Największe zalety projektu, czyli dlaczego polecam właśnie ten dom
Iwona Mere - ekspertka "Ładnego domu", architektka z dużą praktyką. Związana z miesięcznikiem od 1998 roku - wybrała projekt "Dom jednorodzinny w Gliwicach".
- projekt wyróżnia współczesna forma z prostym detalem;
- bryła z dwuspadowym dachem łatwo wpisze się w otoczenie, może stanąć w naturalnym krajobrazie, na nowym osiedlu albo w starszej czy zróżnicowanej zabudowie;
- podział na strefy funkcjonalne jest czytelny: przestronna część dzienna na parterze, prywatne pokoje z zapleczem - na poddaszu;
- integralną część projektu stanowi obszerny, dwustanowiskowy garaż;
- atrakcyjność budynku zwiększa zadaszony taras po stronie ogrodu i strefa wejściowa - również wsunięta pod połać dachową; od zewnątrz oba obszary wyróżnia drewniana okładzina (zyskująca przy "bliższym kontakcie").
Metryka projektu
Pow. użytkowa: 180 m2 + 40 m2 garaż; pow. zabudowy: 223,5m2; min. wymiar działki: 19,4 m x 26,6 m; wysokość budynku: 8,25 m; autorzy: architekt Marcin Jagiełło, architekt Jarek Krysiak; kontakt do pracowni: Jagiełło Krysiak Architekci, Katowice/Bielsko-Biała; tel. 603 272 968, 661 353 067; e-mail: admin@jk-a.pl
W budynku z użytkowym poddaszem jest miejsce dla czteroosobowej rodziny. Sypialnie domowników ulokowano na górnej kondygnacji i wyposażono w tradycyjne okna rozmieszczone w bocznych ścianach. Dużym pokojom na tym poziomie towarzyszą liczne schowki oraz widna łazienka. Wyeksponowane w przestrzeni parteru schody najefektowniej zaprezentują się jako współczesna, optycznie lekka konstrukcja; starannie wykończone będą prawdziwą ozdobą domu. Przy zaprojektowanym w ten sposób układzie komunikacyjnym wyzwaniem dla inwestorów będzie zapewnienie bezpieczeństwa najmłodszym użytkownikom, dlatego polecam to lokum rodzinom z podchowanym potomstwem. Pomieszczenie gabinetu czy też biblioteka, na które wyznaczono miejsce obok części dziennej, może posłużyć w razie potrzeby jako pokój gościnny, w sąsiedztwie jest bowiem kompletnie wyposażona łazienka.

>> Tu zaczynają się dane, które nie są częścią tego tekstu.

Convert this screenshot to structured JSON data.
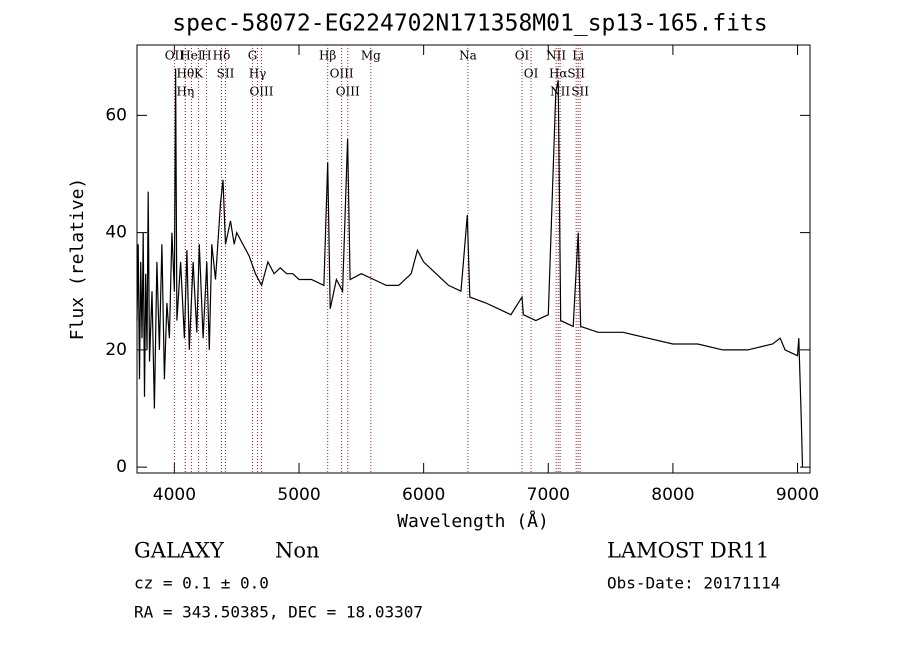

Działka - czyli w jakim otoczeniu najlepiej postawić dom wzniesiony według tego projektu
Budynek na planie prostokąta, lekko wydłużonego w głąb działki, przykrywa dwuspadowy dach o długich, łagodnie nachylonych połaciach. Kalenica musi przebiegać - zgodnie z ustaleniami miejscowego planu zagospodarowania - równolegle do drogi dojazdowej. Od frontu spod skośnego zadaszenia wysuwa się kubik garażu, organizujący strefę wejścia i wjazdu na posesję. Ma on swój odpowiednik po stronie ogrodu, gdzie oszalowany drewnem, parterowy moduł został obrócony w poprzek i cofnięty w głąb bryły, pod główną połać dachu, a także, wzorem parawanu, wykorzystany do maksymalnego osłonięcia ogrodu na tyłach działki.
Budynek o zawadiackim wyglądzie nie jest zbyt transparentny - największe przeszklenia zaplanowano od ogrodu, gdzie służą do połączenia wnętrz z obszernym, zadaszonym tarasem, a dalej - z zielonym otoczeniem budynku. Korzystną orientację zapewni domowi modelowy kawałek ziemi z ulicą wzdłuż zacienionej, północnej krawędzi.
Wygląd budynku
Schludny budynek o prostej formie, nieco przewrotnie nawiązującej do tradycji, najlepiej zaprezentuje się pośród niewysokich domów o stromych dachach, chociaż kubiczne elementy zestawią się też z nowoczesną, piętrową zabudową o płaskich zadaszeniach, zwłaszcza, że skutecznie wygaszono dynamikę dużych płaszczyzn skośnego dachu.
Ściany wyprowadzone ponad połacie dachowe (a więc niezacieniane przez wysunięte poza zewnętrzny obrys budynku okapy) i poprzebijane swobodnie rozproszonymi, kwadratowymi oknami intrygują, zmuszają do zastanowienia, prowokują do ćwiczenia typu: znajdź pięć szczegółów, którymi to, co widzisz, różni się od typowego domku z katalogu - bardzo odświeżające doświadczenie!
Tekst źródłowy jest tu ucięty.